# Shop Made Cabinet Jack



## MT_Stringer (Jul 21, 2009)

To help with the installation of some upper wall cabinets, I made a pair of cabinet jacks. Thanks MobilePaul for the suggestion.









As you can see, they worked great. The cabinets were 36×42 made with 3/4 inch maple plywood and 1/2 inch maple backs. The jack looks a little flimsy just sitting there but when you put some weight on it, all is right with the world. A 9/16 inch wrench is all that is needed to turn the nut, which raises or lowers the cabinet. Easy to make small adjustments.

Each jack consists of the following:

Two 1/2 inch pipe foot flanges
 One 3/8 inch "T" nut
3/8 inch all thread cut as necessary
Two 3/8 inch nuts and one flat washer.
Two 1/2 inch pipe nipples










I already own several pipe clamps that use 1/2 inch pipe so I had some pieces on hand, but I did buy a couple of the short couplings.

To build a jack, I bored a recess in the bottom a piece of 3/4 plywood (6×8 inches or thereabouts) and installed the "T" nut. Then I threaded on a nut and threaded the rod into the T nut. To make the rod secure, I temporarily installed a pair of nuts on the rod and screwed the rod into the T nut. It took a couple of tries to get the nut inside the flange to snug up thus capturing the threaded rod with the T nut and the hex nut tightened against each other.

























The length of pipe used would depend on what useable work length you need.

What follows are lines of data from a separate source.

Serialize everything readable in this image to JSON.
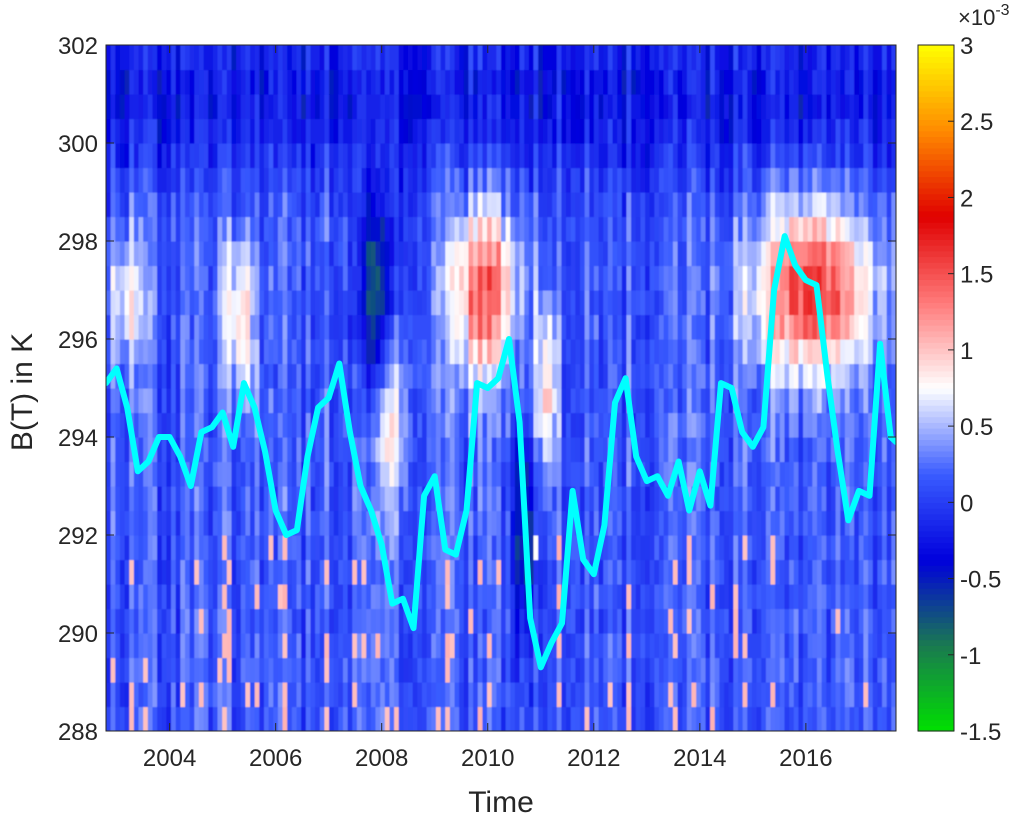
{
  "chart_data": {
    "type": "heatmap",
    "title": "",
    "xlabel": "Time",
    "ylabel": "B(T) in K",
    "xlim": [
      2002.8,
      2017.7
    ],
    "ylim": [
      288,
      302
    ],
    "x_ticks": [
      "2004",
      "2006",
      "2008",
      "2010",
      "2012",
      "2014",
      "2016"
    ],
    "y_ticks": [
      "288",
      "290",
      "292",
      "294",
      "296",
      "298",
      "300",
      "302"
    ],
    "colorbar": {
      "range": [
        -0.0015,
        0.003
      ],
      "tick_labels": [
        "-1.5",
        "-1",
        "-0.5",
        "0",
        "0.5",
        "1",
        "1.5",
        "2",
        "2.5",
        "3"
      ],
      "scale_label_base": "×10",
      "scale_label_exp": "-3",
      "colors": [
        "#00e000",
        "#1a7a50",
        "#0000dd",
        "#3a5cff",
        "#ffffff",
        "#ff7a7a",
        "#e00000",
        "#ff8a00",
        "#ffff00"
      ]
    },
    "colors": {
      "line": "#00ffff",
      "background": "#2b49f0"
    },
    "heatmap_notes": "Background values mostly near 0 (blue); elevated red band around B=295-298.5 K during 2009-2010 and 2015-2017; isolated red streaks near 2003, 2005, 2008, 2011; green (negative) streaks near 2006, 2008, 2010-2011.",
    "series": [
      {
        "type": "line",
        "x": [
          2002.8,
          2003.0,
          2003.2,
          2003.4,
          2003.6,
          2003.8,
          2004.0,
          2004.2,
          2004.4,
          2004.6,
          2004.8,
          2005.0,
          2005.2,
          2005.4,
          2005.6,
          2005.8,
          2006.0,
          2006.2,
          2006.4,
          2006.6,
          2006.8,
          2007.0,
          2007.2,
          2007.4,
          2007.6,
          2007.8,
          2008.0,
          2008.2,
          2008.4,
          2008.6,
          2008.8,
          2009.0,
          2009.2,
          2009.4,
          2009.6,
          2009.8,
          2010.0,
          2010.2,
          2010.4,
          2010.6,
          2010.8,
          2011.0,
          2011.2,
          2011.4,
          2011.6,
          2011.8,
          2012.0,
          2012.2,
          2012.4,
          2012.6,
          2012.8,
          2013.0,
          2013.2,
          2013.4,
          2013.6,
          2013.8,
          2014.0,
          2014.2,
          2014.4,
          2014.6,
          2014.8,
          2015.0,
          2015.2,
          2015.4,
          2015.6,
          2015.8,
          2016.0,
          2016.2,
          2016.4,
          2016.6,
          2016.8,
          2017.0,
          2017.2,
          2017.4,
          2017.6,
          2017.7
        ],
        "y": [
          295.1,
          295.4,
          294.6,
          293.3,
          293.5,
          294.0,
          294.0,
          293.6,
          293.0,
          294.1,
          294.2,
          294.5,
          293.8,
          295.1,
          294.6,
          293.7,
          292.5,
          292.0,
          292.1,
          293.6,
          294.6,
          294.8,
          295.5,
          294.1,
          293.0,
          292.5,
          291.8,
          290.6,
          290.7,
          290.1,
          292.8,
          293.2,
          291.7,
          291.6,
          292.5,
          295.1,
          295.0,
          295.2,
          296.0,
          294.3,
          290.3,
          289.3,
          289.8,
          290.2,
          292.9,
          291.5,
          291.2,
          292.2,
          294.7,
          295.2,
          293.6,
          293.1,
          293.2,
          292.8,
          293.5,
          292.5,
          293.3,
          292.6,
          295.1,
          295.0,
          294.1,
          293.8,
          294.2,
          297.0,
          298.1,
          297.5,
          297.2,
          297.1,
          295.3,
          293.7,
          292.3,
          292.9,
          292.8,
          295.9,
          294.0,
          293.9
        ]
      }
    ]
  }
}
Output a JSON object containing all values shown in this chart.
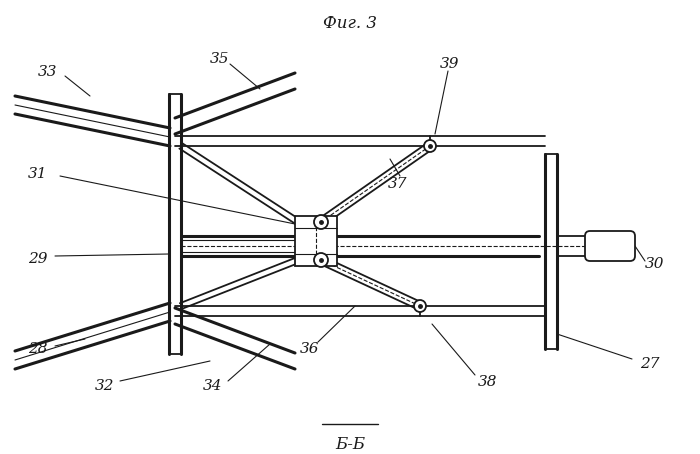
{
  "title": "Б-Б",
  "fig_label": "Фиг. 3",
  "bg_color": "#ffffff",
  "line_color": "#1a1a1a",
  "lw_thin": 0.8,
  "lw_main": 1.3,
  "lw_thick": 2.2
}
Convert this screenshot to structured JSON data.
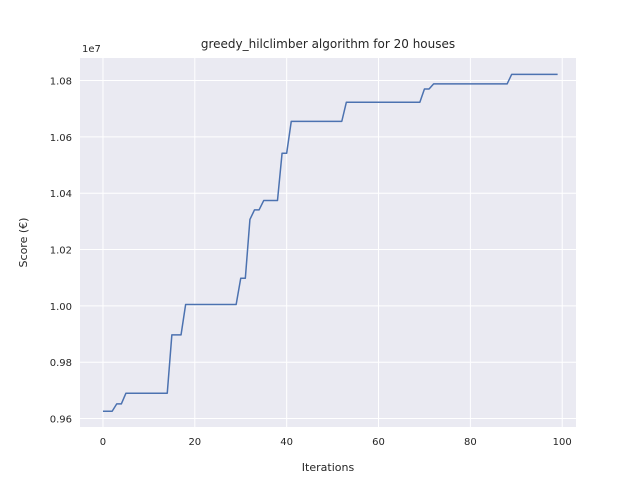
{
  "chart_data": {
    "type": "line",
    "title": "greedy_hilclimber algorithm for 20 houses",
    "xlabel": "Iterations",
    "ylabel": "Score (€)",
    "offset_text": "1e7",
    "xlim": [
      -5,
      103
    ],
    "ylim": [
      0.957,
      1.088
    ],
    "x_ticks": [
      0,
      20,
      40,
      60,
      80,
      100
    ],
    "x_tick_labels": [
      "0",
      "20",
      "40",
      "60",
      "80",
      "100"
    ],
    "y_ticks": [
      0.96,
      0.98,
      1.0,
      1.02,
      1.04,
      1.06,
      1.08
    ],
    "y_tick_labels": [
      "0.96",
      "0.98",
      "1.00",
      "1.02",
      "1.04",
      "1.06",
      "1.08"
    ],
    "grid": true,
    "background": "#eaeaf2",
    "grid_color": "#ffffff",
    "series": [
      {
        "color": "#4c72b0",
        "x": [
          0,
          2,
          3,
          4,
          5,
          14,
          15,
          16,
          17,
          18,
          29,
          30,
          31,
          32,
          33,
          34,
          35,
          36,
          37,
          38,
          39,
          40,
          41,
          52,
          53,
          69,
          70,
          71,
          72,
          88,
          89,
          99
        ],
        "y": [
          0.9626,
          0.9626,
          0.9652,
          0.9652,
          0.969,
          0.969,
          0.9897,
          0.9897,
          0.9897,
          1.0005,
          1.0005,
          1.0098,
          1.0098,
          1.0307,
          1.0341,
          1.0341,
          1.0374,
          1.0374,
          1.0374,
          1.0374,
          1.0542,
          1.0542,
          1.0655,
          1.0655,
          1.0723,
          1.0723,
          1.077,
          1.077,
          1.0788,
          1.0788,
          1.0822,
          1.0822
        ]
      }
    ]
  }
}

Hope you find this helpful.
Mike


----------



## shawnmasterson (Jan 24, 2013)

A little advice from someone that has installed 100's of cabinets. Install the uppers first, never the lowers. Installing the lowers is asking for the opportunity for damage. If you know there is a tile backsplash(most new kitchens do) I just screw a cleat to the wall and throw the cabinets on the cleat, line up the face frames and fasten the down. 90% of the time I don't take off the doors. I drill a 3/16 hole in the frame and let the screw draw the frames together.


----------



## Ocelot (Mar 6, 2011)

Those look quite helpful.

The only upper cabinets I've ever installed, I screwed a cherry 1×2 to the wall (after 1st leveling it) then set the cabinets on that - with more screws through the back of the cabinets. It worked ok. Maybe non-standard, but it's my laundry room.

-Ocelot


----------



## MT_Stringer (Jul 21, 2009)

Thanks for the tips. I know all about them. But the homeowner wanted the base cabinets installed first so they could order the granite and start using the bar. I didn't build the uppers until after the base cabs were installed.

No way would I attach a ledger board and mess up the wall. Their plans are subject to change at any time. 
The jacks did their job. The cabinets sit nicely and all we had to do was keep them against the wall while I attached them.

There are more pics in my blog of Lee and Shelley's Wet Bar.


----------



## MT_Stringer (Jul 21, 2009)

You could also use these as spreader bars if your project needs a little coaxing outward…like bowed plywood panels.


----------



## Kentuk55 (Sep 21, 2010)

A gr8 idea Mike. Simple and very effective. Plus, it helps save the back


----------